I was raised to believe that life was a straigh road. That all i had to do was follow certain rules, climb certains stairs, and everything i wanted would be mine, yeah, something like this:
Only to discover as i lived that the road to life goes something more like this:
As if life was not complicated and messy enough. We live in a world were planes crash.
Planes crash, and cars crash, and trains, and motorcycles, and buses, bikes, and well, everything that moves crashes. And the people you love are moving all the time.
You can drive yourself crazy just thinking about it.
And there is more: wars (always one, somewhere), natural disasters, new viruses with no cure, what about a meteor suddenly falling over your bed one night? (Used to be terrified of that as a kid)
So we live in a world that not only is a bitch, but also could kill us at any minute.
See how complicated it already is? All these important things i should be caring about! and all i can think about is you.
They could happen to anyone, but i only worry about they happening to you. I only worry about you being safe.
Then some other times i wish a plane would just crash on your face…

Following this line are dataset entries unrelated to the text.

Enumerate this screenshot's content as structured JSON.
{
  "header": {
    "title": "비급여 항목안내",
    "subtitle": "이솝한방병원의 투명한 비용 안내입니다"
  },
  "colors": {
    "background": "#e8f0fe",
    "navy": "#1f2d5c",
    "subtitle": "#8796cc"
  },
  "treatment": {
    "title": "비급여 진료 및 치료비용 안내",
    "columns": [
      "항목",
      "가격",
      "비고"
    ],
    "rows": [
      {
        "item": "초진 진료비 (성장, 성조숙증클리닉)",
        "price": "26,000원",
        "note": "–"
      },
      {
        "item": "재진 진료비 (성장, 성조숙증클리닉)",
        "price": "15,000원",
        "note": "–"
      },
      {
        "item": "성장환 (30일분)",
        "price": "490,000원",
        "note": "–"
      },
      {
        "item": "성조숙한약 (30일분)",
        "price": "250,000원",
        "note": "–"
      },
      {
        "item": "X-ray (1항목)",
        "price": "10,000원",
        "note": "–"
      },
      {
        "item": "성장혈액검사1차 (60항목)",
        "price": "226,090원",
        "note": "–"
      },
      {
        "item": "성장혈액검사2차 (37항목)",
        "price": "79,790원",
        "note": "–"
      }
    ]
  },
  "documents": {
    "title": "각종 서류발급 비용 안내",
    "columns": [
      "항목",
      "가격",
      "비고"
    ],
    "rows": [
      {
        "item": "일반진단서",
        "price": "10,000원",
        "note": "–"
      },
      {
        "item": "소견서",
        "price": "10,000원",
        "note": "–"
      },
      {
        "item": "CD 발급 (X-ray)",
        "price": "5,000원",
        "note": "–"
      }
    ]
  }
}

Because as i said; everything that moves crashes, so humans, of course, end up crashing into each other.
All this fancy ways to get hurt (Imagine if that meteor thing really happened, i bet i could make the papers) and i end up crashing into you. Who left me there and ran away.
So i really don’t waste my time anymore worring about all the possible ways something could just fall from the sky and kill me, because the thing that hurts a human the most, is another human.
Because in human crashes, no matter how bad it was, not matter how hurt you got, you keep on living. You have to keep wake up every morning and do everything you used to do, ignoring that feeling that something is broken, that you now have a hole.
Love is like accidents sometimes: terminal, and nobody’s fault.
It would be hypocritical to worry about all this fatal things that could happen when we actually go around looking for love, that hurts more than any of that.
So i don’t worry about anything anymore. And i simply wrote your name on the list of mishaps i’ve survived.